The pictures need a happy ending. That baby passed onto a train needs food, a roof over her head, a diaper bag, and the Gospel. Won’t you be a part of the happy ending?
Watch Journey to Jesus with Muslims – 6 hours
Attend a Refugee Training Event – 4 hours or 4 days
Attend a Ready Church Training Event – 1 day
Take an English as a Foreign Language Class – 1 day
Attend a Baptist Global Response Training Event – 2 days
For more information, go to www.sbcv.org/training.
Sweden—with 230,000 Syrian refugees and immigrants already in place—will be the focus of a 2016 vision trip to Stockholm. Most of the refugees’ physical needs are being met by the government. Christians will work alongside local churches to meet the emotional and spiritual needs. We will follow the lead of the Swedish churches in serving the refugees and immigrants. Pastor Danny Campbell of Wayne Hills Baptist Church (Waynesboro, VA) will lead out in meeting the crisis needs in Sweden. Connect with him by emailing email@example.com.

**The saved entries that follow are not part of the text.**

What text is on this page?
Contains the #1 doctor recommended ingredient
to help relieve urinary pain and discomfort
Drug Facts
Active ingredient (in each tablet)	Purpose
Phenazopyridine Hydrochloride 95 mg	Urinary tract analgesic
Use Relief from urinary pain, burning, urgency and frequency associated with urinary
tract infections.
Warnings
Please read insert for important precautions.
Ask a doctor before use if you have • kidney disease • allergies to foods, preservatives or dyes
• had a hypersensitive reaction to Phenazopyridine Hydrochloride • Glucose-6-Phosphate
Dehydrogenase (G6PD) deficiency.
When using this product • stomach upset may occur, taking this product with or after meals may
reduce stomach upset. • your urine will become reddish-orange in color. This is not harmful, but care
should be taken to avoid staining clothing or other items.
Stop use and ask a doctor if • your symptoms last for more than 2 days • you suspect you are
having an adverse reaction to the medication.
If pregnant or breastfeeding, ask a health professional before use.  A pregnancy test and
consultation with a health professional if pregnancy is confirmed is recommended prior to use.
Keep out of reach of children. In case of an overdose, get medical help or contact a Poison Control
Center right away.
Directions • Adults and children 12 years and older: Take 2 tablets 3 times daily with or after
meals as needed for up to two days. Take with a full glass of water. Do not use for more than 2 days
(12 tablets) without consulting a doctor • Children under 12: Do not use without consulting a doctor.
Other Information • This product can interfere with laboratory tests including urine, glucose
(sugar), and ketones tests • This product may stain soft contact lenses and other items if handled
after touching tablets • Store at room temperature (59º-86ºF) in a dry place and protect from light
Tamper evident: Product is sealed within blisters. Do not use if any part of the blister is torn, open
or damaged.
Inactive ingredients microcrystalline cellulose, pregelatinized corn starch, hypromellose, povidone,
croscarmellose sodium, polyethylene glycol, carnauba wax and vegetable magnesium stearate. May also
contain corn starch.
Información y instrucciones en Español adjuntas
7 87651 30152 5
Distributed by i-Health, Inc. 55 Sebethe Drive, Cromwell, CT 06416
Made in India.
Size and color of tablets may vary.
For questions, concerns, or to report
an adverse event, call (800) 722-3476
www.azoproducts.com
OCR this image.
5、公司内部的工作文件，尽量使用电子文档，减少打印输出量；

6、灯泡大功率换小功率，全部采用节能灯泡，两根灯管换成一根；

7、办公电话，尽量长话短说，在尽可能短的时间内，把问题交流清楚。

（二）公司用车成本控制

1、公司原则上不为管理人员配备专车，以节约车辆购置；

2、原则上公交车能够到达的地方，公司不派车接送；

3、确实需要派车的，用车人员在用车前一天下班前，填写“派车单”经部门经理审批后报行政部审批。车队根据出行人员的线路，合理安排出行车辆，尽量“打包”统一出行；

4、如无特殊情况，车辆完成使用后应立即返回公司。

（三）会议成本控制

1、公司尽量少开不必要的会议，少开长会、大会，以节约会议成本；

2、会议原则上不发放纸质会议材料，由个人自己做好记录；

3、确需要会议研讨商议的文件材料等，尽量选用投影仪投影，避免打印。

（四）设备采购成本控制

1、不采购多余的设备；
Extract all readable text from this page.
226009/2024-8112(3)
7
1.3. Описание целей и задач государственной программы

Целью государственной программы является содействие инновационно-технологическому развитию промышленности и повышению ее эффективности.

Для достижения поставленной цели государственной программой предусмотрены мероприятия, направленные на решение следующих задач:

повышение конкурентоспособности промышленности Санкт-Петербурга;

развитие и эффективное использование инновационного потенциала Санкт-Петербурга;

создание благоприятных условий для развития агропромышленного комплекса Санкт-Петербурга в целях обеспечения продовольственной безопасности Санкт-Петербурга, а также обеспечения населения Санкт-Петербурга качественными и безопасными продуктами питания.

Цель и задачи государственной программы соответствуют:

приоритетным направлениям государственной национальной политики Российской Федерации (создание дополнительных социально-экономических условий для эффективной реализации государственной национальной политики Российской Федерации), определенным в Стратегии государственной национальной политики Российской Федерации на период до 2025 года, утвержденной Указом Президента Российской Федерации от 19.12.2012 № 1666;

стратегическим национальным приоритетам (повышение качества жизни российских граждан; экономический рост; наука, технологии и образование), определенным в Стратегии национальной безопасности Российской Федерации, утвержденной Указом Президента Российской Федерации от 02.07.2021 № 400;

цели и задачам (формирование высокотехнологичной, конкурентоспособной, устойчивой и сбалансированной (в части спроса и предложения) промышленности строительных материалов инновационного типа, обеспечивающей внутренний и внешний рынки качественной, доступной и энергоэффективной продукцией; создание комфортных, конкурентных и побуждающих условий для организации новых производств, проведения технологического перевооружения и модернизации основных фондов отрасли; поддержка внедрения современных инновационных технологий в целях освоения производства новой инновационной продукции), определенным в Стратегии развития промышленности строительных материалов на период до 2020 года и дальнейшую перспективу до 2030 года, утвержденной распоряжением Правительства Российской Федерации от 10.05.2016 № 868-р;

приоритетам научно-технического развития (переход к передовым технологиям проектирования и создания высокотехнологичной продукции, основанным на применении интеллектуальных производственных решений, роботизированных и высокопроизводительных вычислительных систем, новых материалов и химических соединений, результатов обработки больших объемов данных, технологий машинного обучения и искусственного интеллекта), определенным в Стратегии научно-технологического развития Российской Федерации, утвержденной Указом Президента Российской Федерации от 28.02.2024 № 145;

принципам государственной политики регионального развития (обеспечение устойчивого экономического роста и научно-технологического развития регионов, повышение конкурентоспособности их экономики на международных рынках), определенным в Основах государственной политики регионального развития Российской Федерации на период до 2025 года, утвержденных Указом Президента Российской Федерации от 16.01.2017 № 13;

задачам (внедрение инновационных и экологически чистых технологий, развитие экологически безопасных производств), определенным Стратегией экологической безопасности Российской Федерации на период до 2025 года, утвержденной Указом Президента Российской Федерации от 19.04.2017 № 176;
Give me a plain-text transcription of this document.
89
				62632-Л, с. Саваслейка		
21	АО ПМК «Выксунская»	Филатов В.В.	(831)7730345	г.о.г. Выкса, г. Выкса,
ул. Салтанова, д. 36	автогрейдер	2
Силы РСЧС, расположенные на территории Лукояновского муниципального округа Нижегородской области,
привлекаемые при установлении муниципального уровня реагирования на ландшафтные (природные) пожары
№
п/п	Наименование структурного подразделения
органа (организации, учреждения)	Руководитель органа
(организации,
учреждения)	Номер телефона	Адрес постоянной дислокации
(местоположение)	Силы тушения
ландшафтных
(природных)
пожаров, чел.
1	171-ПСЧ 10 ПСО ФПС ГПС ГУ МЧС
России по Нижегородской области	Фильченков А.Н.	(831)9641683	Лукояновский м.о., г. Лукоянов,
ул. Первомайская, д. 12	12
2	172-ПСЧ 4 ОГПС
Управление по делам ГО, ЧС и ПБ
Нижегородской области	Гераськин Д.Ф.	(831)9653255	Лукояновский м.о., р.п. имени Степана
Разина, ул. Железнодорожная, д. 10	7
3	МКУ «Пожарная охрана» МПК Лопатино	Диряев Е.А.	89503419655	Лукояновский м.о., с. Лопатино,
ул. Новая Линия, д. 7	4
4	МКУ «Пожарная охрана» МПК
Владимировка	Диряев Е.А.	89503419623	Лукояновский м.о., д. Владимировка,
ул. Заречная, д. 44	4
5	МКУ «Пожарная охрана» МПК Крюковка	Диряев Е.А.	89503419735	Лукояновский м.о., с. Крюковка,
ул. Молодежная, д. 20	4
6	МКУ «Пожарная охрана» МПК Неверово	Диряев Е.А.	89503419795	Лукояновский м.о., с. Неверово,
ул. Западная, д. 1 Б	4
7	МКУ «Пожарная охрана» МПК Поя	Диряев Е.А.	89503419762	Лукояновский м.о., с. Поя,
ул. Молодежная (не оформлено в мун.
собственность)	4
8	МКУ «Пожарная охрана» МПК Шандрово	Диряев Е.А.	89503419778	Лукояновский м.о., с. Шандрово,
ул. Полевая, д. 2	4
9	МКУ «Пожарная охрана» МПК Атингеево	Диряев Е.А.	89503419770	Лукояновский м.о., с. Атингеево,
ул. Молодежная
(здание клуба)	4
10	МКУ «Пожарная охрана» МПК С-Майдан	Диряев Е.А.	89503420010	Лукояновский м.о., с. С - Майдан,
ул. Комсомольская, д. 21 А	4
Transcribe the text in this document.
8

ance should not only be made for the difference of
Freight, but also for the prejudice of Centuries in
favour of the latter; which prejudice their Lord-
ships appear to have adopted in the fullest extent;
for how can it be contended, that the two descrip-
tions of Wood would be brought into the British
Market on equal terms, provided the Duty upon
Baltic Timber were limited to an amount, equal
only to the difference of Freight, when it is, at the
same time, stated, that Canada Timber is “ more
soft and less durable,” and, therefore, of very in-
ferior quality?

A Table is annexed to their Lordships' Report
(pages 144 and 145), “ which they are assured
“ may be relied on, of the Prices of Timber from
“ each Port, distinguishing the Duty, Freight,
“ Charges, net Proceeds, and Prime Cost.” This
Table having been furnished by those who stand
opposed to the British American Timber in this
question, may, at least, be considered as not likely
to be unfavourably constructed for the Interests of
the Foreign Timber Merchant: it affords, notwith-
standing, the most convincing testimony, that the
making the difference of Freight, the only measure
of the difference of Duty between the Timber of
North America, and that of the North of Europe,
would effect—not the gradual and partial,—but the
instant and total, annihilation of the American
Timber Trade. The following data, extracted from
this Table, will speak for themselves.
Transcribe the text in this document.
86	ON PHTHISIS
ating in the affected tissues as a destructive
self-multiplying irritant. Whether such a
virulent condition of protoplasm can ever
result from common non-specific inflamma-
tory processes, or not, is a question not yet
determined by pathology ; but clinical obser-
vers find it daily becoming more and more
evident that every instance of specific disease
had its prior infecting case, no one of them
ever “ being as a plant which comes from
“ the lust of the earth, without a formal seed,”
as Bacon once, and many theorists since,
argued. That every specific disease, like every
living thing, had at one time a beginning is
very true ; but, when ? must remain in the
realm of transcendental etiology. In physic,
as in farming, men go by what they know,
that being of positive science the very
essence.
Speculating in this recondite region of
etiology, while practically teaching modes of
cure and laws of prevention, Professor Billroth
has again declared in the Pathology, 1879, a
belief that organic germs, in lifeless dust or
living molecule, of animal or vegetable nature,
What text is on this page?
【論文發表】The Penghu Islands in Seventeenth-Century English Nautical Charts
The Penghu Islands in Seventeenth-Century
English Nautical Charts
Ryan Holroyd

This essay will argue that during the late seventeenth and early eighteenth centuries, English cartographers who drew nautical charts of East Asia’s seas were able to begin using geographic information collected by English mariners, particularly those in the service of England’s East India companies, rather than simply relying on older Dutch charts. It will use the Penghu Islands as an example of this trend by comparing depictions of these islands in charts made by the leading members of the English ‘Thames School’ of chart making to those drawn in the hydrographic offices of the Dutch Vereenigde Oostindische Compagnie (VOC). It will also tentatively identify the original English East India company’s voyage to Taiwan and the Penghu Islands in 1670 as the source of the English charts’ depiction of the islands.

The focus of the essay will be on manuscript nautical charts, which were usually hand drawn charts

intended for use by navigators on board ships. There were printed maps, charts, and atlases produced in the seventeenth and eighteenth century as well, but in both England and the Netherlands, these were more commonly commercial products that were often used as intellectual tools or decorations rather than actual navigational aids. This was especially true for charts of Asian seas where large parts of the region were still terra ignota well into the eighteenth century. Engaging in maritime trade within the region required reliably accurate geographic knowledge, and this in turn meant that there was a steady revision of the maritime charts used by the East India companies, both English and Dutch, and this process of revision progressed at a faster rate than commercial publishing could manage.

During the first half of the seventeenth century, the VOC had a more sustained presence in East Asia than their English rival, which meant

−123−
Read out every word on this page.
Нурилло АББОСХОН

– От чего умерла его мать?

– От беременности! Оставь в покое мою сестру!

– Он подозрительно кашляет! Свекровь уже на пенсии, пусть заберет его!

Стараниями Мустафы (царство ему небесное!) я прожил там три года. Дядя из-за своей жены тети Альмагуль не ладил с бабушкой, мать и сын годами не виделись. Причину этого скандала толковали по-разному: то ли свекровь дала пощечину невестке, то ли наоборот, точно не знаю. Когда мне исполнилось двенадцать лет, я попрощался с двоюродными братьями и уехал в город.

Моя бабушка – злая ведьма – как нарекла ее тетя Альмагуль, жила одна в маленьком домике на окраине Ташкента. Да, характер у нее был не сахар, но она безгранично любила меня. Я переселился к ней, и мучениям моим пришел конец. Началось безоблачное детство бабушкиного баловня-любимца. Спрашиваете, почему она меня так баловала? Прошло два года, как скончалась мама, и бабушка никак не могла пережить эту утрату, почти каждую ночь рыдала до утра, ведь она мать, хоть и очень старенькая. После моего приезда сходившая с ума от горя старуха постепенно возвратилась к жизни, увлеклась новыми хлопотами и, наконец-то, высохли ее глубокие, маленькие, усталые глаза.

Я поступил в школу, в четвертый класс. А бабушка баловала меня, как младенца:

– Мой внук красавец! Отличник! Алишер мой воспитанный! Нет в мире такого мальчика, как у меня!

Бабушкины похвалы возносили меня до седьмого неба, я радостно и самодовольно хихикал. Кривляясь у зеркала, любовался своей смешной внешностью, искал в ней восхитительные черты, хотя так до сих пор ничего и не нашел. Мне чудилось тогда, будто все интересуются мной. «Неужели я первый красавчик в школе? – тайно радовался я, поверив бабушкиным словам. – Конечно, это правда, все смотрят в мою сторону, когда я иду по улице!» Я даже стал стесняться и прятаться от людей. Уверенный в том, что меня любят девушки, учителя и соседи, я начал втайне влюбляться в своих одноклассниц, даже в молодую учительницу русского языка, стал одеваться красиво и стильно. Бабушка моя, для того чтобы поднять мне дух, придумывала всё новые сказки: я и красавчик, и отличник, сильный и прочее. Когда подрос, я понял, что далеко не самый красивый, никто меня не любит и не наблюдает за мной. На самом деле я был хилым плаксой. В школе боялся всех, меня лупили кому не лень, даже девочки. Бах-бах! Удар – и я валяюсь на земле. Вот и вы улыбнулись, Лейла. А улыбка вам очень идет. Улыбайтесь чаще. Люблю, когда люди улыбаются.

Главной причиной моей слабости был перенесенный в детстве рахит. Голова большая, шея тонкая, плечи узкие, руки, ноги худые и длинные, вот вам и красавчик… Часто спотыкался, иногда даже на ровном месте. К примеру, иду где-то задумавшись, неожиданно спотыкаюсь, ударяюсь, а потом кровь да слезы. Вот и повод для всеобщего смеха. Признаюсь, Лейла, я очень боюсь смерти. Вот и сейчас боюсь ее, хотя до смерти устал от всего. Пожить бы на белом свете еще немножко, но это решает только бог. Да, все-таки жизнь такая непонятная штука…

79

The response in Germany will include church-to-church partnerships, with churches in Virginia sending small groups regularly to encourage, coach, and serve with specific German churches that are engaging refugees. Germany is predicted to receive over 500,000 refugees again in 2016. Teams will be needed weekly throughout the year.
Commonwealth of Virginia
Refugees are coming to Virginia. We don’t know when, but they are coming. Is your church prepared?